US 11,907,713 B2
Apparatuses, methods, and systems for fused operations using sign modification in a processing element of a configurable spatial accelerator
Kermin E. Chofleming, Hudson, MA (US); Chuanjun Zhang, Santa Clara, CA (US); Daniel Towner, Freshford Bath (GB); Simon C. Steely, Jr., Hudson, NH (US); and Benjamin Keen, Marlborough, MA (US)
Assigned to Intel Corporation, Santa Clara, CA (US)
Filed by Intel Corporation, Santa Clara, CA (US)
Filed on Dec. 28, 2019, as Appl. No. 16/729,369.
Prior Publication US 2021/0200540 A1, Jul. 1, 2021
Int. Cl. G06F 9/30 (2018.01); G06F 15/80 (2006.01)
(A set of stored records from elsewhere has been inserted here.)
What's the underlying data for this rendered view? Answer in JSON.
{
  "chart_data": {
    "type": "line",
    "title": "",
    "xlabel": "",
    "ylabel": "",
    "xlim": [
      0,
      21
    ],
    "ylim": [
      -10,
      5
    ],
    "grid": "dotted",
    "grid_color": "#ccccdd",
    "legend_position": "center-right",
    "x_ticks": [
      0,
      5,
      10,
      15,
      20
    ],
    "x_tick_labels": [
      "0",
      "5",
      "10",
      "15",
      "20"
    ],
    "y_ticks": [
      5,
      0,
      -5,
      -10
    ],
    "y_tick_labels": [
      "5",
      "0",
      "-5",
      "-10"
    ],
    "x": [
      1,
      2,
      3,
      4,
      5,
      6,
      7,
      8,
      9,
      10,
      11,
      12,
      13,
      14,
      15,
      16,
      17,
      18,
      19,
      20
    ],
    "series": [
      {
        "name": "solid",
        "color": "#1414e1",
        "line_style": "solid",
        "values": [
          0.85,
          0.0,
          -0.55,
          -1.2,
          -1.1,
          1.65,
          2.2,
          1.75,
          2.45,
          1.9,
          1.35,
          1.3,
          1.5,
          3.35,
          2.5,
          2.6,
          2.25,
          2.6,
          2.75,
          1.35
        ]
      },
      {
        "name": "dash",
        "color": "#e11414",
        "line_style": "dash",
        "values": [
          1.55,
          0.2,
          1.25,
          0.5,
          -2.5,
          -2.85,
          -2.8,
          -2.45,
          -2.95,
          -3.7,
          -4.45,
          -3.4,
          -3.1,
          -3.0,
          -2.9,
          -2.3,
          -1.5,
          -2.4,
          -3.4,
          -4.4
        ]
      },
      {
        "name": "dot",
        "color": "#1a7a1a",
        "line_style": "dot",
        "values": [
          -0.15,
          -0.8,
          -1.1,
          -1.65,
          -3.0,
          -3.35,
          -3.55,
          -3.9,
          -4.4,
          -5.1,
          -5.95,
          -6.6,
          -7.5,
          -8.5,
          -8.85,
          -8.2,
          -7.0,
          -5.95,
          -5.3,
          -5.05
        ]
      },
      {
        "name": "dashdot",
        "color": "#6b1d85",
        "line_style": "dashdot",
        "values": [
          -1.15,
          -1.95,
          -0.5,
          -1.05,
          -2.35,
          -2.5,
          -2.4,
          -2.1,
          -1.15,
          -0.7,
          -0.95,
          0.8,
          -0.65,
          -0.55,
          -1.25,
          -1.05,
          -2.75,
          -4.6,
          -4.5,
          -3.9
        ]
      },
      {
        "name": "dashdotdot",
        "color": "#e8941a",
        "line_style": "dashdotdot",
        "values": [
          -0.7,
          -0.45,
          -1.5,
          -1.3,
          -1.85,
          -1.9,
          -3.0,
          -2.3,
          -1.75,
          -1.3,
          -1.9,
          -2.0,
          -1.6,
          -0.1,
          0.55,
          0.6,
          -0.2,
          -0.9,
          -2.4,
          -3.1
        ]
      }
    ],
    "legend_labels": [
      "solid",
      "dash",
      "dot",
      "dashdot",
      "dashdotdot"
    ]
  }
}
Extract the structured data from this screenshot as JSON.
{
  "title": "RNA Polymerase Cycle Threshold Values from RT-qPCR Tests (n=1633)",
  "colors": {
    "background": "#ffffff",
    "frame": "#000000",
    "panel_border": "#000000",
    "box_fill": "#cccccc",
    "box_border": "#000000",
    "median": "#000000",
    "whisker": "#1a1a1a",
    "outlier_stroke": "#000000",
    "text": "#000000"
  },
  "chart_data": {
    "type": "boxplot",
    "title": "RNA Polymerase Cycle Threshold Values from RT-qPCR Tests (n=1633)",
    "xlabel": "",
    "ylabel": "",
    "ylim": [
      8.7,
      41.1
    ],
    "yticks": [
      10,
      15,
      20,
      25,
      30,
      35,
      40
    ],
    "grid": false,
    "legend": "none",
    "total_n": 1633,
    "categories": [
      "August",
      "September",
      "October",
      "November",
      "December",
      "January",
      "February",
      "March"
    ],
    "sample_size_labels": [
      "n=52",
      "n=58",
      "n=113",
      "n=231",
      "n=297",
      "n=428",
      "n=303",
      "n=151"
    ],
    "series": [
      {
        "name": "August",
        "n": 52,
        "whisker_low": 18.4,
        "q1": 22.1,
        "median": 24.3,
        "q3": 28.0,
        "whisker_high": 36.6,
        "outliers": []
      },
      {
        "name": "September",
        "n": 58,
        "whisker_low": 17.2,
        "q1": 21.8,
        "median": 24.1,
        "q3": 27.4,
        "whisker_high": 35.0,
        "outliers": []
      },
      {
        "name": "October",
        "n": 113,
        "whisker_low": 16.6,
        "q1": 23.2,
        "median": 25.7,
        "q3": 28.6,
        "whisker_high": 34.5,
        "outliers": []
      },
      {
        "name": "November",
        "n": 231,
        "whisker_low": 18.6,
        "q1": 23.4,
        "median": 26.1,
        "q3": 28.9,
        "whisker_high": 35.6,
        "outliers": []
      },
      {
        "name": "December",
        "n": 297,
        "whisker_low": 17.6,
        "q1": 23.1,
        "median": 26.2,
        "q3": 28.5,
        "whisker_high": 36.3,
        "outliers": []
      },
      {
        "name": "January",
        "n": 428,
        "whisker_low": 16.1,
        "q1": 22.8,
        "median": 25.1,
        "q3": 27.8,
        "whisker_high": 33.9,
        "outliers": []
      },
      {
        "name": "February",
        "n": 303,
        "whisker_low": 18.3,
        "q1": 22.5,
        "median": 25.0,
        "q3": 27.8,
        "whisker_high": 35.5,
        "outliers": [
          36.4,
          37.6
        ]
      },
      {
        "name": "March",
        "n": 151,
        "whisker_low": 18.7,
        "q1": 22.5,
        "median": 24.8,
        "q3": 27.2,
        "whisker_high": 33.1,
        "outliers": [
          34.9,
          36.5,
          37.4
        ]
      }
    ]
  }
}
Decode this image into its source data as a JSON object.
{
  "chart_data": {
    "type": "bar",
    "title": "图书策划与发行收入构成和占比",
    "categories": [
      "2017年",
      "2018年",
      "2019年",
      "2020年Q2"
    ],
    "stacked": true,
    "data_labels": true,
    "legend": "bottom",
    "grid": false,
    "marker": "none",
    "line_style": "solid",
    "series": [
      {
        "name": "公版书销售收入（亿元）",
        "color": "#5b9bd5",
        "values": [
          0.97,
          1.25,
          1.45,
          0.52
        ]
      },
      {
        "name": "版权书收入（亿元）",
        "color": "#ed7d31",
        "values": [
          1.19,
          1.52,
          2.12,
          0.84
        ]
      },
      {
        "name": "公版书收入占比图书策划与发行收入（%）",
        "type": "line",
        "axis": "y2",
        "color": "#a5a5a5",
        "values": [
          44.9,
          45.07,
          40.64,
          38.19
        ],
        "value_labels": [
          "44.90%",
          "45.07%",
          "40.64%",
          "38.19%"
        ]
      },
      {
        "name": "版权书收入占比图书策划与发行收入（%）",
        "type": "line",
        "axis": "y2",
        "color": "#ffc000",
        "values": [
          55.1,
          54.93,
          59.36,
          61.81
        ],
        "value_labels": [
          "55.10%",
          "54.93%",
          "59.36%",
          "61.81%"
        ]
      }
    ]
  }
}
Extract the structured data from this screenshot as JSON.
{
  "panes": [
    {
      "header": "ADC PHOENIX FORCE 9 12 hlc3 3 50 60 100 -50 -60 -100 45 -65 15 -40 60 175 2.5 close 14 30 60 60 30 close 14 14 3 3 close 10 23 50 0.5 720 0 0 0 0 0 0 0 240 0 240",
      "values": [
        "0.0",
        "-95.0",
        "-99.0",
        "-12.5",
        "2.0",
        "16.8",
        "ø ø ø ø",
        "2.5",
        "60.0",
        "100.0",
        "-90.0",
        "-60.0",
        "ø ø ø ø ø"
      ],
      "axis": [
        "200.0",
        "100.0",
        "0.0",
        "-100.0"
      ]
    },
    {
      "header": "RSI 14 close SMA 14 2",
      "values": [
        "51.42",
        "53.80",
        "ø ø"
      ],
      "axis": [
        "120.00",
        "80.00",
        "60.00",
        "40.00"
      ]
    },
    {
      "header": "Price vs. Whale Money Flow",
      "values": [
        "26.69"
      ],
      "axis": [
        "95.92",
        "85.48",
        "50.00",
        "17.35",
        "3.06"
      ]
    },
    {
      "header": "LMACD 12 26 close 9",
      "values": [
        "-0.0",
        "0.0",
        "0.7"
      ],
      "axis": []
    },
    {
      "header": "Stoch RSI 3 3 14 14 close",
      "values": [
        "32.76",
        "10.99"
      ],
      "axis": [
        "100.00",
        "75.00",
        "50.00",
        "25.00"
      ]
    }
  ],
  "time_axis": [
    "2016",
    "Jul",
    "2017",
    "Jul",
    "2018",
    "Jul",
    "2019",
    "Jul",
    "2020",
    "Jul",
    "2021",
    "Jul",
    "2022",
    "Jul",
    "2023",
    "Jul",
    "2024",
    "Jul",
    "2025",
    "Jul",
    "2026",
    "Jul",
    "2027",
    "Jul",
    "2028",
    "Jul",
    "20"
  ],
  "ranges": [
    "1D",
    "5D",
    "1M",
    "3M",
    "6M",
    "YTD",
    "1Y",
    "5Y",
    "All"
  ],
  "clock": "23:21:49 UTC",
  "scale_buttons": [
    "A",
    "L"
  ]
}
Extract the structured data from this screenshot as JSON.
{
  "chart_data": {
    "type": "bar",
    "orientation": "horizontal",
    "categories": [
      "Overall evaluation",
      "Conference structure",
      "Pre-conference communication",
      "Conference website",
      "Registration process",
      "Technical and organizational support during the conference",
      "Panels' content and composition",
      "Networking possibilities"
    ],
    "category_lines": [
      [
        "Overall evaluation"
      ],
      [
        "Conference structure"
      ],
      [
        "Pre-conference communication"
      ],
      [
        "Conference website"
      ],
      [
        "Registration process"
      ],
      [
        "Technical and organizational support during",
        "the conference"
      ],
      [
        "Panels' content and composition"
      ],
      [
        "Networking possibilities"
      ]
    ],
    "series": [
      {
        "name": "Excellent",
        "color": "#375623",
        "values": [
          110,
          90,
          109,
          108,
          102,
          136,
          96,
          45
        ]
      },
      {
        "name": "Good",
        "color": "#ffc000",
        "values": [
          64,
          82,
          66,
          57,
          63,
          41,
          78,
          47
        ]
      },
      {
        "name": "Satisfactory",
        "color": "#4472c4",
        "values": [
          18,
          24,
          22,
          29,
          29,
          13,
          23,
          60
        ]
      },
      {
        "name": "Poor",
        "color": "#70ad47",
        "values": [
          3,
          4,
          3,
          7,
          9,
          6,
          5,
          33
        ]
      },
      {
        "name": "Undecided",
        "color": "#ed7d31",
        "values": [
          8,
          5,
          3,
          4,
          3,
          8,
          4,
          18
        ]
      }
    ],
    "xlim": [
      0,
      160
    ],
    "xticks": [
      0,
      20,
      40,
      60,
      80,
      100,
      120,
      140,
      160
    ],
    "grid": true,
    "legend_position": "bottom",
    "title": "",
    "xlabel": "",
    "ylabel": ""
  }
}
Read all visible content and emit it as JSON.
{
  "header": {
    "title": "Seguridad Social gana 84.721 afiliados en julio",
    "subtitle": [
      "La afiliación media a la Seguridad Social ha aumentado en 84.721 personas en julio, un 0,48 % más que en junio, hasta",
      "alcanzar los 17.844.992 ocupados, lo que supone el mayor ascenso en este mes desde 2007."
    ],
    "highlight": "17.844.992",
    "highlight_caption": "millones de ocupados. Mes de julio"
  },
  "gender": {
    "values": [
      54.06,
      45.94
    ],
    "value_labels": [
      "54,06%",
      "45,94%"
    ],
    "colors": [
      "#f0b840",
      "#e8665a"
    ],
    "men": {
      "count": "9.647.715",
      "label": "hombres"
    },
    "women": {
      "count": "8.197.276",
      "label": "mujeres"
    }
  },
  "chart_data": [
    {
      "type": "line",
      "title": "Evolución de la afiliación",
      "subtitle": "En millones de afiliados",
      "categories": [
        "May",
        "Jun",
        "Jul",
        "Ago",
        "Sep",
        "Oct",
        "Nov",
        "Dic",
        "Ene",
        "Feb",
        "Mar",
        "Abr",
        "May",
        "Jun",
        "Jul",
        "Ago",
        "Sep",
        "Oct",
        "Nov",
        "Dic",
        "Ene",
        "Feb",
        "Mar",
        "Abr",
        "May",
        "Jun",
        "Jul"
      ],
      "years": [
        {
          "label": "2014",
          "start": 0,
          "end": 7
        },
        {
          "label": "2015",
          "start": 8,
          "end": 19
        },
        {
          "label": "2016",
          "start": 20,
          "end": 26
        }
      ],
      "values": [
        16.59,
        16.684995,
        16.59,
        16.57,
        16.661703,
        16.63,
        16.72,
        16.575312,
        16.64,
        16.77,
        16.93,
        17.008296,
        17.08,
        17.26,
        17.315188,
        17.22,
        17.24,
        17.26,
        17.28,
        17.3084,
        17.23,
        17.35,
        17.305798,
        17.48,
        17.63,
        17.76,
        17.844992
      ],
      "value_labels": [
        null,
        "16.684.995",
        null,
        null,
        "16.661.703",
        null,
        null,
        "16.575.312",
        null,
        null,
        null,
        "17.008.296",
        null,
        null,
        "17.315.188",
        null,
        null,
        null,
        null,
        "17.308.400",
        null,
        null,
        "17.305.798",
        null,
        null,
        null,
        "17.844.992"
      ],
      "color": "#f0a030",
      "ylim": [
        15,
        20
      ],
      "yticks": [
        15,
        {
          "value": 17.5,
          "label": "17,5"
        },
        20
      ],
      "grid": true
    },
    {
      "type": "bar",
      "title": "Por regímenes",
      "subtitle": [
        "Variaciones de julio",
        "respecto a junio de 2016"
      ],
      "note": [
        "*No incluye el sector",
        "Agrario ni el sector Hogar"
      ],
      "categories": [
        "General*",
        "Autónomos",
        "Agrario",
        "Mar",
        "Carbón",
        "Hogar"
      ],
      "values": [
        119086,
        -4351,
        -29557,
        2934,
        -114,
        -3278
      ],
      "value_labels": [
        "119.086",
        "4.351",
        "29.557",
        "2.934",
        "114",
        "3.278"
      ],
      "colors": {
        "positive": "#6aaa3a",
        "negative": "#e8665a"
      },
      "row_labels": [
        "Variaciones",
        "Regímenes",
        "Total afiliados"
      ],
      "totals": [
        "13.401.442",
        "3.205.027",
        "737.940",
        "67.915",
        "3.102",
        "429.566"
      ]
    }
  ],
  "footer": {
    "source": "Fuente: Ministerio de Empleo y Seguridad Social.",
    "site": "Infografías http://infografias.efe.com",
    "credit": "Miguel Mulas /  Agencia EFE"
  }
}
CPC G06F 9/3001 (2013.01) [G06F 9/30181 (2013.01); G06F 15/80 (2013.01)] 24 Claims
OG exemplary drawing
 
1. An apparatus comprising:
a plurality of processing elements; and
a hardware network between the plurality of processing elements to transfer values between the plurality of processing elements,
wherein a processing element of the plurality of processing elements comprises:
a first plurality of input queues having a multiple bit width coupled to the hardware network,
at least one first output queue having the multiple bit width coupled to the hardware network,
a second one or more input queues coupled to the hardware network and having a second width that is narrower than the multiple bit width of the first plurality of input queues,
operation circuitry coupled to the first plurality of input queues having the multiple bit width,
a sign modification circuit coupled to the first plurality of input queues having the multiple bit width and the second one or more input queues having the second width, and
a configuration register within the processing element to store a configuration value comprising a sign modification field that causes the sign modification circuit to modify a sign bit of a value from the first plurality of input queues according to the sign modification field to create a sign modified value, and the configuration value causes the operation circuitry to perform a selected operation of a plurality of operations on a value from the first plurality of input queues and the sign modified value to create a resultant value, and store the resultant value in the at least one first output queue, wherein the sign modification field of the configuration register is selectable between storage of a conditional command value that causes the sign modification circuit to use a value stored, by another processing element, in the second one or more input queues to control the modification of the sign bit, and an unconditional command value that unconditionally controls the modification of the sign bit by the sign modification circuit.